Perdido 03

Perdido 03

Thursday, January 12, 2012

Cuomo And Bloomberg Say New York Has Education Crisis, CNBC and ED WEEK Say "Not So!"

First, here's Governor 1%'s reaction to Bloomberg's straight up attack on teachers and the teachers unions in today's State of the City speech:

“I commend Mayor Bloomberg for outlining a positive vision for New York City’s future and the most important part of building that future, our students. The State and City’s education system is facing a crisis in accountability and performance. Our continuing pattern of being number one in the nation on spending in education and thirty-eighth in graduation rates hurts our students across the State, including the over 1.1 million public school students in New York City.

As I said in my State of the State Address, and Mayor Bloomberg reiterated in his State of the City today, we need an education system that puts students first. Both the Mayor and I agree that this starts with implementing a teacher evaluation system that holds teachers accountable for their performance. I look forward to working together to create an accountability system that puts the interests of students ahead of the interests of the education bureaucracy."



Now here's the NYSUT on two recent surveys - one by the Gates Foundation-funded ED WEEK and one by the business cable network CNBC - that both found New York State was NOT experiencing an education crisis:

“Ed Week’s ‘Quality Counts’ report once again recognizes the successes achieved by New York’s hard-working and dedicated educators,” said New York State United Teachers President Richard C. Iannuzzi. “While there is much work that still needs to be done, this ranking, right up there with the best, validates what has already been achieved.”

“Quality Counts” was released the day after the announcement of two other indicators that public education in New York is on the right track:

  • CNBC issued a report showing that education in New York was tops in the nation in 2011. The television network, which specializes in business reporting, looked at the state’s educated pool of workers; colleges and universities; research and development partnerships; and K-12 schools as a quality of life issue for employees.
  • More than 100 students from across the state were named semi-finalists in the prestigious Intel Science Talent Search, the nation’s most prestigious pre-college science competition. New York students represent approximately one-third of all the semi-finalists.

“Educators in New York are committed to ensuring that our children succeed,” said NYSUT Vice President Maria Neira. “These rankings — presented without the taint of politics or ideology — demonstrate that, despite what some naysayers claim, we’re doing a good job and the students in our state are the benefactors. It’s time we start celebrating our schools.”
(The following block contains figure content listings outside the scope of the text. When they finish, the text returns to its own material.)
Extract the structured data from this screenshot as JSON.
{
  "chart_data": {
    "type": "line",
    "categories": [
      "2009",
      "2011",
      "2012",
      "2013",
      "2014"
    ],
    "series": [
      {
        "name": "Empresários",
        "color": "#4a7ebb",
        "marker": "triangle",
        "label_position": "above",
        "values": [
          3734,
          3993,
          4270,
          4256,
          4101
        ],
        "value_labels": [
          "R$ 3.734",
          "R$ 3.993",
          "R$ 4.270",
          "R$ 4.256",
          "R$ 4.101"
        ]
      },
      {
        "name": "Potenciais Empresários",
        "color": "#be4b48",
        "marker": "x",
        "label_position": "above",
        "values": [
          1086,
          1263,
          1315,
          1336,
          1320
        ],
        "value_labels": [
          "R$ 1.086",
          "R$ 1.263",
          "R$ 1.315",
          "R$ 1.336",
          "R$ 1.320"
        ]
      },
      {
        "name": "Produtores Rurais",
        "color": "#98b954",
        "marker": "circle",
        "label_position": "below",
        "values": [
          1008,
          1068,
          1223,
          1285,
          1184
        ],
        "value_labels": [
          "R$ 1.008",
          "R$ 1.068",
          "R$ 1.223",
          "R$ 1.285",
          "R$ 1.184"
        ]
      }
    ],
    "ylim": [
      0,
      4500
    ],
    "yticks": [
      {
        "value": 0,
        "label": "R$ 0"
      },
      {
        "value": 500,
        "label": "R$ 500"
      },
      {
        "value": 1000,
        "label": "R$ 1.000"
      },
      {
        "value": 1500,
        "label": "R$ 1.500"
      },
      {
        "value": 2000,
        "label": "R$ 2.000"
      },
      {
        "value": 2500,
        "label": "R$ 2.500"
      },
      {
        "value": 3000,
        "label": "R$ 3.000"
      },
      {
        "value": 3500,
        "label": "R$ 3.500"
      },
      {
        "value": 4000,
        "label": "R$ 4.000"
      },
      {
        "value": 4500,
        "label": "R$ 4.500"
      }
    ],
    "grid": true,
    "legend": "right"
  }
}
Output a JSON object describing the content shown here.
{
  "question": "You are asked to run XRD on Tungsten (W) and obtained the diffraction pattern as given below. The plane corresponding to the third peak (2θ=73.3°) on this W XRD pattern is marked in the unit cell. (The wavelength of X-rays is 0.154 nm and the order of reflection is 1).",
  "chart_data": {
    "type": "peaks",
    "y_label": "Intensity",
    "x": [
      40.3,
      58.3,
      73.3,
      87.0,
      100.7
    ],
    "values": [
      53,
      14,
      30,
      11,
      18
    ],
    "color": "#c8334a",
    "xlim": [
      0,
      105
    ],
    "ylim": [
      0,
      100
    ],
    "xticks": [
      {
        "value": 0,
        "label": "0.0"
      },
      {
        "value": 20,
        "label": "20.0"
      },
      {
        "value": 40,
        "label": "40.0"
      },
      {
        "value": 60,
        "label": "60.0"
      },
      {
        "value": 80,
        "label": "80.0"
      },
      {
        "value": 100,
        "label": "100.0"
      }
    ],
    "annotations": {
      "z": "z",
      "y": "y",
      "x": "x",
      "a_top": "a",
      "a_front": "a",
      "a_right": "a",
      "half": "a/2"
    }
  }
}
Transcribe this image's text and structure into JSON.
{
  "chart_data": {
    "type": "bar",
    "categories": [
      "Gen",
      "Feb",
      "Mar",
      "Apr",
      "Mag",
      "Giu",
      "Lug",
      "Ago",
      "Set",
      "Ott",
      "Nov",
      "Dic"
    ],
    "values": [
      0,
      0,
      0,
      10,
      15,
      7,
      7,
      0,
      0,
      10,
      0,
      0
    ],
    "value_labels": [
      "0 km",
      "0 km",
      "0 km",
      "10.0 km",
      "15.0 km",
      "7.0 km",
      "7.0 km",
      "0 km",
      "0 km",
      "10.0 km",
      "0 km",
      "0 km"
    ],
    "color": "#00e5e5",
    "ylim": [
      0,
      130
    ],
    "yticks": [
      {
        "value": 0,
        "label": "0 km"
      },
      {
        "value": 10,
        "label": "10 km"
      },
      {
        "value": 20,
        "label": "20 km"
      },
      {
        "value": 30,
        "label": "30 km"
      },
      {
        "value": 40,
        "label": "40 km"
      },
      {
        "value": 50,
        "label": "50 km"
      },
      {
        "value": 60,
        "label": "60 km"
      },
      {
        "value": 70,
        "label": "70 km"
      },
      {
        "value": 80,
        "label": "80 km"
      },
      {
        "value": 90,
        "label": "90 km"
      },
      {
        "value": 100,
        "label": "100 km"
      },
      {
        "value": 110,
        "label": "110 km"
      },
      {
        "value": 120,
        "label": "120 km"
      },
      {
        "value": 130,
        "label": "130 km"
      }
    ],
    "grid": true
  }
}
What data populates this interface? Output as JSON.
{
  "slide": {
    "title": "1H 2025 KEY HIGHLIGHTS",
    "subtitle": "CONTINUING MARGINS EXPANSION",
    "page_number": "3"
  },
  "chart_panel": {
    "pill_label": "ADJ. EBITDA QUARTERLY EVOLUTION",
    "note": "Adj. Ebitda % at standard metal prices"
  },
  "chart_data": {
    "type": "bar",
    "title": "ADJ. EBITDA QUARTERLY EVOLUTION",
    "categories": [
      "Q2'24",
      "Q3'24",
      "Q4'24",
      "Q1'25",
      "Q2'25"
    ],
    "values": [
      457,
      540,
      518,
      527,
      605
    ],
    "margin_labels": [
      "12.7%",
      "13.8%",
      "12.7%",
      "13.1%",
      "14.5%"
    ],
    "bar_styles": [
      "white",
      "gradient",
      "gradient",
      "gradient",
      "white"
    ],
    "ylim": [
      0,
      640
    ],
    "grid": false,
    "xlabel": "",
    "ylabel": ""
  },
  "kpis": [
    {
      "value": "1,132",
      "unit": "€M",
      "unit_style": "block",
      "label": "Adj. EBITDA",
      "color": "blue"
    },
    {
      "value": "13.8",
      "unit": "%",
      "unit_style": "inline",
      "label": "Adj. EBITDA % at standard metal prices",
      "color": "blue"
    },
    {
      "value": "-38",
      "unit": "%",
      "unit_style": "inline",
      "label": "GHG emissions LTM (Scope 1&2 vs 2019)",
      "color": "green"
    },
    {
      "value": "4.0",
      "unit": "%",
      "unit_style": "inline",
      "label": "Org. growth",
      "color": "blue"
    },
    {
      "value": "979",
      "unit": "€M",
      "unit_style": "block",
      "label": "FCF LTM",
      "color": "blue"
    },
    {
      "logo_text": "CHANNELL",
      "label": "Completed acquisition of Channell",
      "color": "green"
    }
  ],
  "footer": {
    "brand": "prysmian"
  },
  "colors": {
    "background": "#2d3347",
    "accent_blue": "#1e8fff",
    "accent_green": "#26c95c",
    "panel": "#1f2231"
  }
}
Two of those naysayers - Bloomberg and Cuomo - are gunning for teachers in general and unionized teachers in particular.

They have ginned up this "education crisis" in order to promote their corporate agenda - bust the teachers unions, fire unionized teachers, close traditional public schools, reopen them as non-unionized charters with with a workforce that can be fired at will and hand hundreds of millions of profits to their cronies like Rupert Murdoch.

It's that simple.

It's a shame that the corporate media will ignore the ED WEEK and CNBC findings and instead run with the mayor's attack on teachers and Cuomo's concurrence that there is a crisis of accountability in the school system.

There IS a crisis of accountability in New York all right - but that's at the leadership level where failed policies like merit pay, charter schools and teacher evaluations tied to test scores are promoted as the answer to an alleged education crisis that exists only in the public statements of the oligarchs looking to finish off privatizing the school system.

1 comment:

  1. While Cuomo will not suffer the same faith as Scott Walker in Wisconsin, in political terms he may wind up like his father, a NY State Governor with presidential aspirations that are derailed by his own home base. Yep, Yep, Yep, keep going after public employees and their unions and he will find out this mathematical certainty; billionaires may have bucks, but the workers have the feet to kick Cuomo and others to the curb. Mayor Mike if there were a real challenge would have lost irrespective of the hundreds of millions he doled out.